If it launches successfully and gains a market share even similar to smaller operators, Betway’s bet could pay off.
For instance, Caesars Sportsbook was the last entrant to the industry in August 2021. Since then, it has generated over $50 million in revenue. Barstool Sportsbook launched a few months prior, in March 2021, and its lifetime revenue is $78 million.
No Retail Partner Means No Possibility of a Future Online Casino
While the benefit of not sharing revenue is significant, the license could have a major drawback. If online casinos become a reality in Illinois, Betway won’t have a chance to operate one. That’s because it doesn’t have a retail casino partner.

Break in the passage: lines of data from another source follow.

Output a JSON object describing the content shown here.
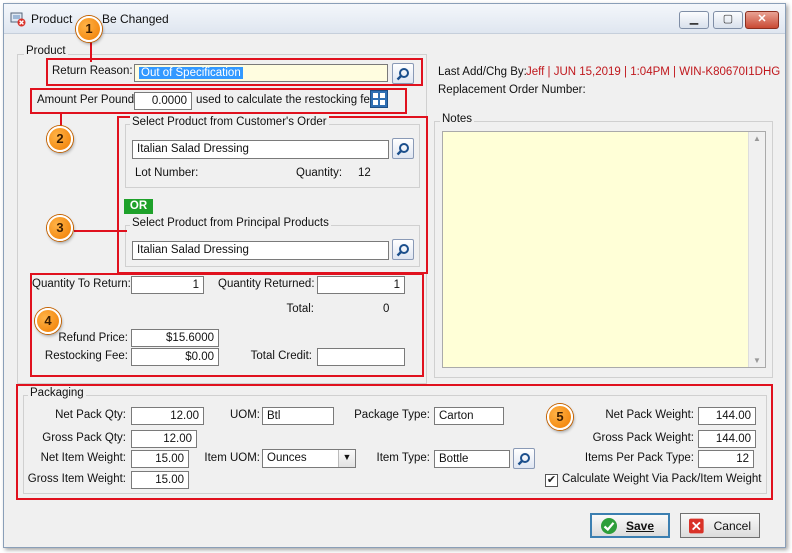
{
  "window": {
    "title": "Product Will Be Changed",
    "title_prefix": "Product ",
    "title_suffix": "Be Changed",
    "minimize": "▁",
    "maximize": "▢",
    "close": "✕"
  },
  "product_group": {
    "legend": "Product",
    "return_reason_label": "Return Reason:",
    "return_reason_value": "Out of Specification",
    "amount_per_pound_label": "Amount Per Pound:",
    "amount_per_pound_value": "0.0000",
    "amount_note": "used to calculate the restocking fee."
  },
  "customer_order": {
    "legend": "Select Product from Customer's Order",
    "product_value": "Italian Salad Dressing",
    "lot_label": "Lot Number:",
    "quantity_label": "Quantity:",
    "quantity_value": "12"
  },
  "or_label": "OR",
  "principal_products": {
    "legend": "Select Product from Principal Products",
    "product_value": "Italian Salad Dressing"
  },
  "quantities": {
    "qty_to_return_label": "Quantity To Return:",
    "qty_to_return_value": "1",
    "qty_returned_label": "Quantity Returned:",
    "qty_returned_value": "1",
    "total_label": "Total:",
    "total_value": "0",
    "refund_price_label": "Refund Price:",
    "refund_price_value": "$15.6000",
    "restocking_fee_label": "Restocking Fee:",
    "restocking_fee_value": "$0.00",
    "total_credit_label": "Total Credit:",
    "total_credit_value": ""
  },
  "info": {
    "last_add_label": "Last Add/Chg By:",
    "last_add_value": "Jeff | JUN 15,2019 |  1:04PM | WIN-K80670I1DHG",
    "replacement_label": "Replacement Order Number:"
  },
  "notes": {
    "label": "Notes",
    "value": ""
  },
  "packaging": {
    "legend": "Packaging",
    "net_pack_qty_label": "Net Pack Qty:",
    "net_pack_qty_value": "12.00",
    "gross_pack_qty_label": "Gross Pack Qty:",
    "gross_pack_qty_value": "12.00",
    "net_item_weight_label": "Net Item Weight:",
    "net_item_weight_value": "15.00",
    "gross_item_weight_label": "Gross Item Weight:",
    "gross_item_weight_value": "15.00",
    "uom_label": "UOM:",
    "uom_value": "Btl",
    "item_uom_label": "Item UOM:",
    "item_uom_value": "Ounces",
    "package_type_label": "Package Type:",
    "package_type_value": "Carton",
    "item_type_label": "Item Type:",
    "item_type_value": "Bottle",
    "net_pack_weight_label": "Net Pack Weight:",
    "net_pack_weight_value": "144.00",
    "gross_pack_weight_label": "Gross Pack Weight:",
    "gross_pack_weight_value": "144.00",
    "items_per_pack_type_label": "Items Per Pack Type:",
    "items_per_pack_type_value": "12",
    "calc_weight_label": "Calculate Weight Via Pack/Item Weight",
    "calc_weight_checked": true
  },
  "callouts": [
    "1",
    "2",
    "3",
    "4",
    "5"
  ],
  "buttons": {
    "save": "Save",
    "cancel": "Cancel"
  },
  "colors": {
    "highlight_red": "#e0111e",
    "callout_orange": "#f07c00",
    "or_green": "#1ea12a",
    "notes_yellow": "#ffffd7"
  }
}
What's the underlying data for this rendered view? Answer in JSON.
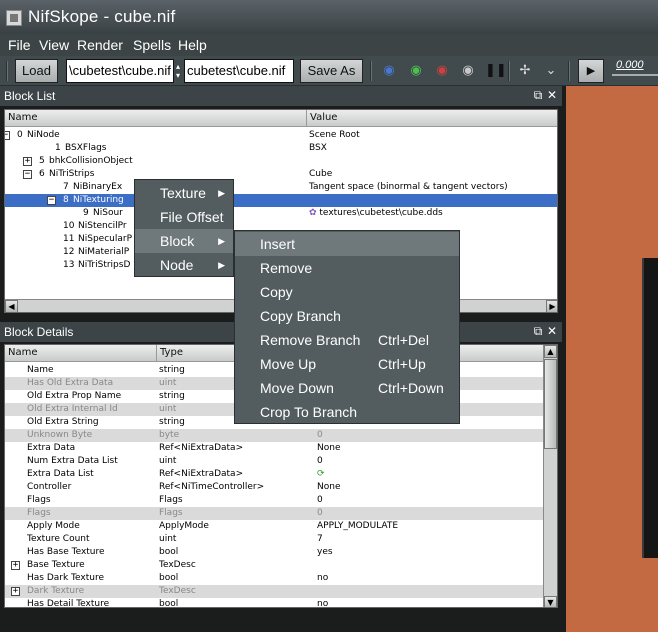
{
  "window": {
    "title": "NifSkope - cube.nif",
    "app_icon": "nifskope-icon"
  },
  "menubar": [
    "File",
    "View",
    "Render",
    "Spells",
    "Help"
  ],
  "toolbar": {
    "load_label": "Load",
    "load_path": "\\cubetest\\cube.nif",
    "save_path": "cubetest\\cube.nif",
    "save_label": "Save As",
    "icons": [
      "eye-blue-icon",
      "eye-green-icon",
      "eye-red-icon",
      "eye-gray-icon",
      "footprints-icon",
      "axes-icon",
      "chevron-down-icon",
      "play-icon"
    ],
    "time_value": "0.000"
  },
  "block_list": {
    "title": "Block List",
    "columns": [
      "Name",
      "Value"
    ],
    "rows": [
      {
        "index": "0",
        "name": "NiNode",
        "value": "Scene Root",
        "expander": "−"
      },
      {
        "index": "1",
        "name": "BSXFlags",
        "value": "BSX",
        "expander": ""
      },
      {
        "index": "5",
        "name": "bhkCollisionObject",
        "value": "",
        "expander": "+"
      },
      {
        "index": "6",
        "name": "NiTriStrips",
        "value": "Cube",
        "expander": "−"
      },
      {
        "index": "7",
        "name": "NiBinaryEx",
        "value": "Tangent space (binormal & tangent vectors)",
        "expander": ""
      },
      {
        "index": "8",
        "name": "NiTexturing",
        "value": "",
        "expander": "−"
      },
      {
        "index": "9",
        "name": "NiSour",
        "value": "textures\\cubetest\\cube.dds",
        "expander": ""
      },
      {
        "index": "10",
        "name": "NiStencilPr",
        "value": "",
        "expander": ""
      },
      {
        "index": "11",
        "name": "NiSpecularP",
        "value": "",
        "expander": ""
      },
      {
        "index": "12",
        "name": "NiMaterialP",
        "value": "",
        "expander": ""
      },
      {
        "index": "13",
        "name": "NiTriStripsD",
        "value": "",
        "expander": ""
      }
    ]
  },
  "block_details": {
    "title": "Block Details",
    "columns": [
      "Name",
      "Type"
    ],
    "rows": [
      {
        "name": "Name",
        "type": "string",
        "value": "",
        "grey": false,
        "expander": ""
      },
      {
        "name": "Has Old Extra Data",
        "type": "uint",
        "value": "",
        "grey": true,
        "expander": ""
      },
      {
        "name": "Old Extra Prop Name",
        "type": "string",
        "value": "",
        "grey": false,
        "expander": ""
      },
      {
        "name": "Old Extra Internal Id",
        "type": "uint",
        "value": "",
        "grey": true,
        "expander": ""
      },
      {
        "name": "Old Extra String",
        "type": "string",
        "value": "",
        "grey": false,
        "expander": ""
      },
      {
        "name": "Unknown Byte",
        "type": "byte",
        "value": "0",
        "grey": true,
        "expander": ""
      },
      {
        "name": "Extra Data",
        "type": "Ref<NiExtraData>",
        "value": "None",
        "grey": false,
        "expander": ""
      },
      {
        "name": "Num Extra Data List",
        "type": "uint",
        "value": "0",
        "grey": false,
        "expander": ""
      },
      {
        "name": "Extra Data List",
        "type": "Ref<NiExtraData>",
        "value": "",
        "grey": false,
        "expander": ""
      },
      {
        "name": "Controller",
        "type": "Ref<NiTimeController>",
        "value": "None",
        "grey": false,
        "expander": ""
      },
      {
        "name": "Flags",
        "type": "Flags",
        "value": "0",
        "grey": false,
        "expander": ""
      },
      {
        "name": "Flags",
        "type": "Flags",
        "value": "0",
        "grey": true,
        "expander": ""
      },
      {
        "name": "Apply Mode",
        "type": "ApplyMode",
        "value": "APPLY_MODULATE",
        "grey": false,
        "expander": ""
      },
      {
        "name": "Texture Count",
        "type": "uint",
        "value": "7",
        "grey": false,
        "expander": ""
      },
      {
        "name": "Has Base Texture",
        "type": "bool",
        "value": "yes",
        "grey": false,
        "expander": ""
      },
      {
        "name": "Base Texture",
        "type": "TexDesc",
        "value": "",
        "grey": false,
        "expander": "+"
      },
      {
        "name": "Has Dark Texture",
        "type": "bool",
        "value": "no",
        "grey": false,
        "expander": ""
      },
      {
        "name": "Dark Texture",
        "type": "TexDesc",
        "value": "",
        "grey": true,
        "expander": "+"
      },
      {
        "name": "Has Detail Texture",
        "type": "bool",
        "value": "no",
        "grey": false,
        "expander": ""
      }
    ]
  },
  "context_menu": {
    "items": [
      {
        "label": "Texture",
        "submenu": true
      },
      {
        "label": "File Offset",
        "submenu": false
      },
      {
        "label": "Block",
        "submenu": true
      },
      {
        "label": "Node",
        "submenu": true
      }
    ],
    "highlighted": "Block"
  },
  "block_submenu": {
    "items": [
      {
        "label": "Insert",
        "shortcut": ""
      },
      {
        "label": "Remove",
        "shortcut": ""
      },
      {
        "label": "Copy",
        "shortcut": ""
      },
      {
        "label": "Copy Branch",
        "shortcut": ""
      },
      {
        "label": "Remove Branch",
        "shortcut": "Ctrl+Del"
      },
      {
        "label": "Move Up",
        "shortcut": "Ctrl+Up"
      },
      {
        "label": "Move Down",
        "shortcut": "Ctrl+Down"
      },
      {
        "label": "Crop To Branch",
        "shortcut": ""
      }
    ],
    "highlighted": "Insert"
  },
  "colors": {
    "selection": "#3d6ec6",
    "viewport": "#c46a43",
    "menu_bg": "#535c5e"
  }
}
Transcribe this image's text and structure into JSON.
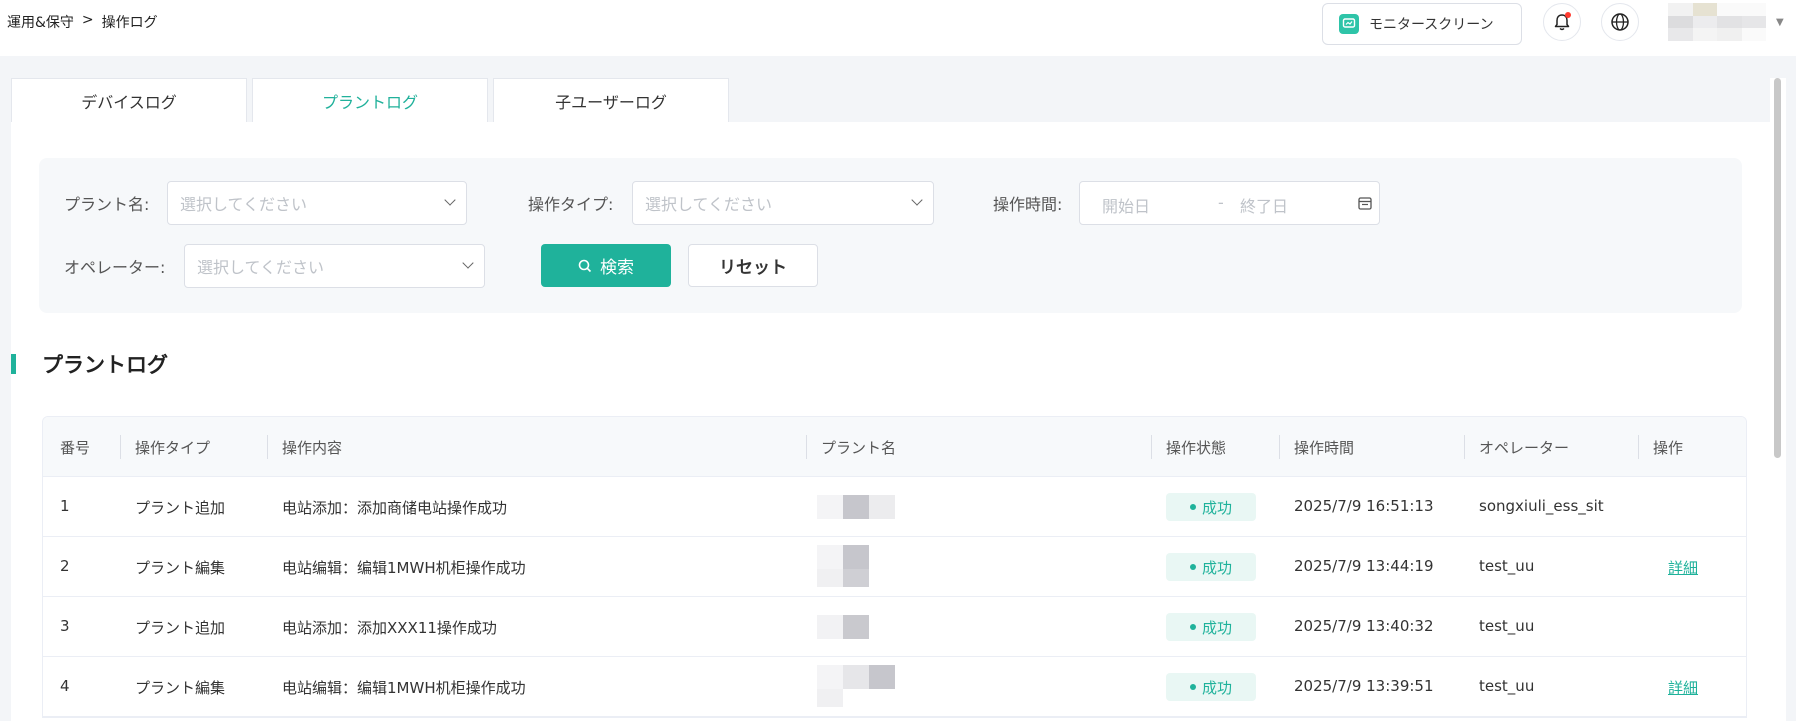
{
  "breadcrumb": {
    "parent": "運用&保守",
    "separator": ">",
    "current": "操作ログ"
  },
  "header": {
    "monitor_label": "モニタースクリーン"
  },
  "tabs": [
    {
      "label": "デバイスログ"
    },
    {
      "label": "プラントログ"
    },
    {
      "label": "子ユーザーログ"
    }
  ],
  "filters": {
    "plant_label": "プラント名:",
    "plant_placeholder": "選択してください",
    "type_label": "操作タイプ:",
    "type_placeholder": "選択してください",
    "time_label": "操作時間:",
    "start_placeholder": "開始日",
    "range_separator": "-",
    "end_placeholder": "終了日",
    "operator_label": "オペレーター:",
    "operator_placeholder": "選択してください",
    "search_label": "検索",
    "reset_label": "リセット"
  },
  "section_title": "プラントログ",
  "table": {
    "columns": [
      "番号",
      "操作タイプ",
      "操作内容",
      "プラント名",
      "操作状態",
      "操作時間",
      "オペレーター",
      "操作"
    ],
    "rows": [
      {
        "no": "1",
        "type": "プラント追加",
        "content": "电站添加：添加商储电站操作成功",
        "status": "成功",
        "time": "2025/7/9 16:51:13",
        "operator": "songxiuli_ess_sit",
        "action": ""
      },
      {
        "no": "2",
        "type": "プラント編集",
        "content": "电站编辑：编辑1MWH机柜操作成功",
        "status": "成功",
        "time": "2025/7/9 13:44:19",
        "operator": "test_uu",
        "action": "詳細"
      },
      {
        "no": "3",
        "type": "プラント追加",
        "content": "电站添加：添加XXX11操作成功",
        "status": "成功",
        "time": "2025/7/9 13:40:32",
        "operator": "test_uu",
        "action": ""
      },
      {
        "no": "4",
        "type": "プラント編集",
        "content": "电站编辑：编辑1MWH机柜操作成功",
        "status": "成功",
        "time": "2025/7/9 13:39:51",
        "operator": "test_uu",
        "action": "詳細"
      }
    ]
  },
  "colors": {
    "accent": "#1fb29b",
    "status_bg": "#e9f7f4",
    "notification_dot": "#ff3b30"
  },
  "icons": [
    "monitor-icon",
    "bell-icon",
    "globe-icon",
    "avatar-image",
    "chevron-down-icon",
    "search-icon",
    "calendar-icon"
  ]
}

However, Illinois hasn’t yet legalized online casino gambling.
Two bills were introduced this year, but both failed in March. However, Illinois is on many industry experts’ shortlists of becoming one of the states that could legalize iGaming. State Rep. Edgar Gonzalez Jr., a sponsor of one of the bills, told Bonus earlier this year that he plans to keep pushing to make online casinos a reality in Illinois.
Estimates by Bonus show that online casinos could bring in up to $240 million in tax revenue in the first mature year. That is based on the 15% tax that the seven sportsbooks currently pay. That implies annual revenue of $1.6 billion, much higher than sportsbooks.
Could Betway Go for a Sports-Only License in Michigan?
Betway’s interest in Illinois’ sports-only online license could impact Michigan. That’s because there may be one available license in the Great Lakes State. Flutter Entertainment, the co-owner of Fox Bet, announced the sportsbook stopped taking bets and will shut down by the end of August. The fate of Fox Bet isn’t surprising, given the results of the arbitration case between its co-owners, Flutter and Fox Sports.
Fox Bet became a reality after a deal between PokerStars and Fox Sports. But it did not make sense once Flutter bought PokerStars. Flutter already runs a sportsbook, FanDuel. While technically, PokerStars can use Fox Bet’s license, it will unlikely do that, as the company is focusing on iGaming.
That leaves the Little Traverse Bay Bands of Ottawa Indians without a sportsbook partner. PokerStars remains the tribe’s partner for iGaming, so as long as it operates, there’s no space for a full sports and iGaming license.
Meanwhile, online gambling analysts believed it would be difficult for states to gain operators willing to go after sports-only licenses. That’s because companies like Bally’s and Unibet have stated they want to focus on iGaming. But if Betway is willing to bet on Illinois, it might look at Michigan, as well. That’s if things in Illinois work out.
But some factors that could steer Betway away from Michigan are revenue and competition. Illinois sportsbooks have generated more than double the revenue of those in Michigan. Also, there are only seven sportsbooks in Illinois, while in Michigan, there are 14. (Plus the opening for the 15th.)